Owing to its dim nature Camelopardalis can be difficult to find particularly in light polluted skies.  The first thing to do is find the constellation Perseus and Auriga.  Camelopardalis is north of these two constellations.  Next find the bright star Capella in Auriga.  About 8 degrees north of Capella you will find the two brightest stars of Camelopardalis called Beta and Alpha Cam.  Unfortunately there is no distinct pattern that stands out in Camelopardalis so you will have to use the star chart below to find the rest of the constellation.  Camelopardalis is north of the constellations Draco, Ursa Major, Lynx, Auriga and Perseus.  Its western boundary is at Cassiopeia and its northern boundary is at Ursa Minor and Cepheus.  This will be a difficult constellation to find but it is worth the effort as it will be the source location for a new meteor shower that will peak this year on May 24.  As we approach this new and potentially amazing meteor shower I wanted to help prepare readers for this event by introducing them to the constellation that houses its radiant.  Before we cover the meteor shower I want to first take a tour of this often over looked constellation.
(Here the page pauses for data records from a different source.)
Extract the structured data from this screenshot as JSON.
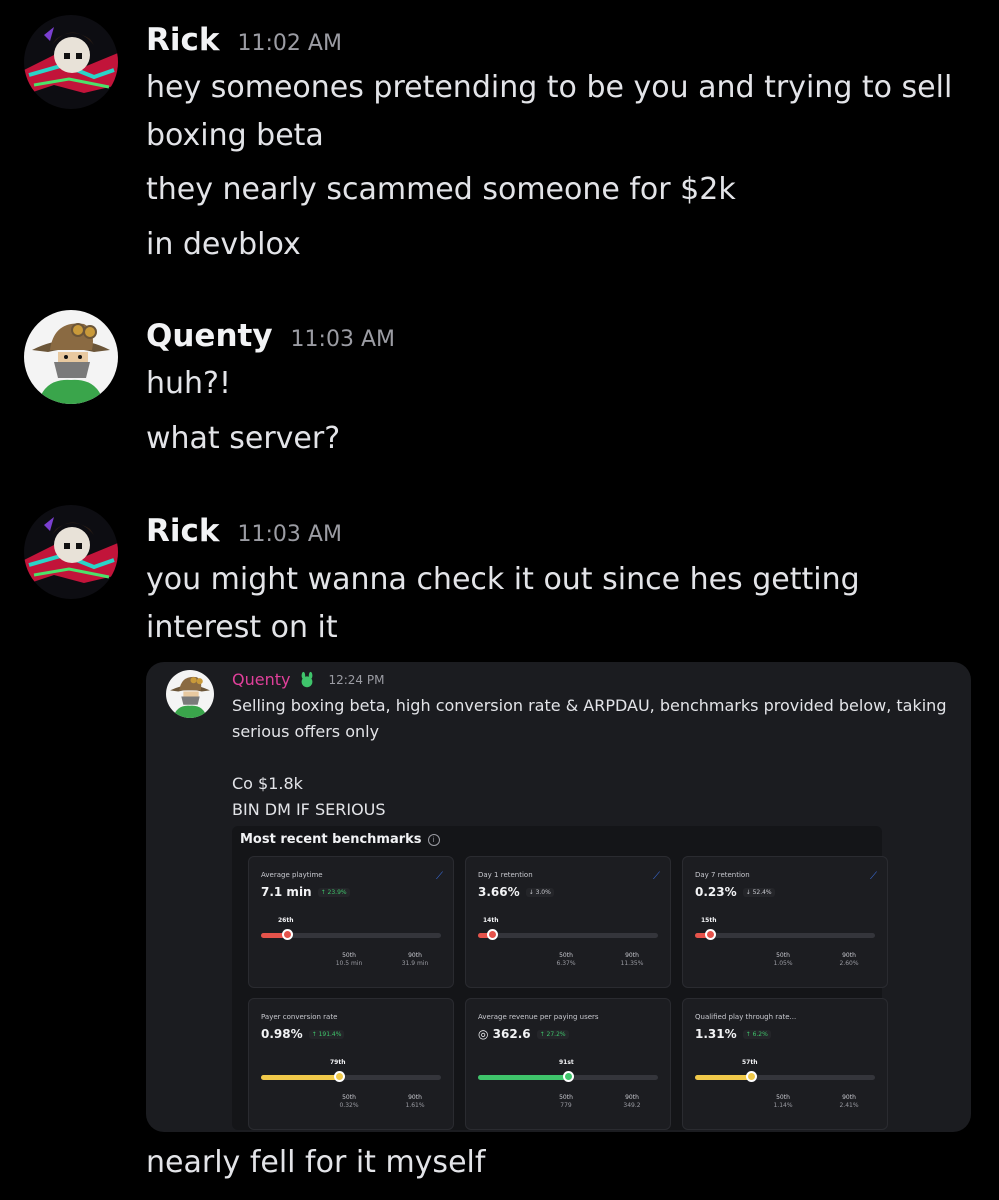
{
  "messages": [
    {
      "author": "Rick",
      "time": "11:02 AM",
      "avatar_icon": "rick-avatar-icon",
      "lines": [
        "hey someones pretending to be you and trying to sell",
        "boxing beta",
        "they nearly scammed someone for $2k",
        "in devblox"
      ]
    },
    {
      "author": "Quenty",
      "time": "11:03 AM",
      "avatar_icon": "quenty-avatar-icon",
      "lines": [
        "huh?!",
        "what server?"
      ]
    },
    {
      "author": "Rick",
      "time": "11:03 AM",
      "avatar_icon": "rick-avatar-icon",
      "lines": [
        "you might wanna check it out since hes getting",
        "interest on it"
      ],
      "after_embed": "nearly fell for it myself"
    }
  ],
  "embed": {
    "author": "Quenty",
    "author_color": "#e0409a",
    "time": "12:24 PM",
    "badge_icon": "green-bunny-badge-icon",
    "lines": [
      "Selling boxing beta, high conversion rate & ARPDAU, benchmarks provided below, taking",
      "serious offers only",
      "Co $1.8k",
      "BIN DM IF SERIOUS"
    ],
    "benchmarks": {
      "title": "Most recent benchmarks",
      "cards": [
        {
          "label": "Average playtime",
          "value": "7.1 min",
          "delta": "↑ 23.9%",
          "delta_dir": "up",
          "percentile": "26th",
          "fill_color": "#e5534b",
          "fill_fraction": 0.26,
          "p50_label": "50th",
          "p50_value": "10.5 min",
          "p90_label": "90th",
          "p90_value": "31.9 min",
          "trend": true
        },
        {
          "label": "Day 1 retention",
          "value": "3.66%",
          "delta": "↓ 3.0%",
          "delta_dir": "down",
          "percentile": "14th",
          "fill_color": "#e5534b",
          "fill_fraction": 0.14,
          "p50_label": "50th",
          "p50_value": "6.37%",
          "p90_label": "90th",
          "p90_value": "11.35%",
          "trend": true
        },
        {
          "label": "Day 7 retention",
          "value": "0.23%",
          "delta": "↓ 52.4%",
          "delta_dir": "down",
          "percentile": "15th",
          "fill_color": "#e5534b",
          "fill_fraction": 0.15,
          "p50_label": "50th",
          "p50_value": "1.05%",
          "p90_label": "90th",
          "p90_value": "2.60%",
          "trend": true
        },
        {
          "label": "Payer conversion rate",
          "value": "0.98%",
          "delta": "↑ 191.4%",
          "delta_dir": "up",
          "percentile": "79th",
          "fill_color": "#f0c94a",
          "fill_fraction": 0.79,
          "p50_label": "50th",
          "p50_value": "0.32%",
          "p90_label": "90th",
          "p90_value": "1.61%",
          "trend": false
        },
        {
          "label": "Average revenue per paying users",
          "value": "◎ 362.6",
          "delta": "↑ 27.2%",
          "delta_dir": "up",
          "percentile": "91st",
          "fill_color": "#3fc46b",
          "fill_fraction": 0.91,
          "p50_label": "50th",
          "p50_value": "779",
          "p90_label": "90th",
          "p90_value": "349.2",
          "trend": false
        },
        {
          "label": "Qualified play through rate...",
          "value": "1.31%",
          "delta": "↑ 6.2%",
          "delta_dir": "up",
          "percentile": "57th",
          "fill_color": "#f0c94a",
          "fill_fraction": 0.57,
          "p50_label": "50th",
          "p50_value": "1.14%",
          "p90_label": "90th",
          "p90_value": "2.41%",
          "trend": false
        }
      ]
    }
  }
}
http://www.iau.org/static/public/constellations/gif/CAM.gif

The first object we will explore in Camelopardalis is its brightest star Beta Camelopardalis.  Beta cam is a G-class yellow supergiant star that is in the process of evolving off of its main sequence into the red giant phase.  It has started to fuse the helium at its core which has allowed for its outer atmosphere to cool and begin expanding.  Beta Cam is at a point where it should begin to pulsate as a Cepheid variable but has yet to start the clockwork like pulsations.  At a distance of 1000 light years this giant star with a luminosity that is 3300 times that of the Sun only shines as a 4th magnitude star.  This is because of Beta Cam’s distance and the dimming caused by interstellar dust. 

Another strange feature of this star is it was observed to suddenly display a bright flash of light in 1967  This and the fact that Beta cam is an x-ray source indicates the star likely experiences magnetic upheaval much like our Sun.  It is possible that the bright flash seen by pilots in 1967 was caused by a magnetic reconnection event similar to a solar flare on the Sun.   

Beta Cam is also a multiple star system.  A small telescope and large binoculars will be able to resolve a fainter companion (B-component) that is separated by 83 arc seconds.  The primary yellow supergiant star shines at 4th magnitude and the fainter companion shines at 7.4 magnitude.  The fainter B-component is itself a double star.  Very little is known about the second star in the B-component system.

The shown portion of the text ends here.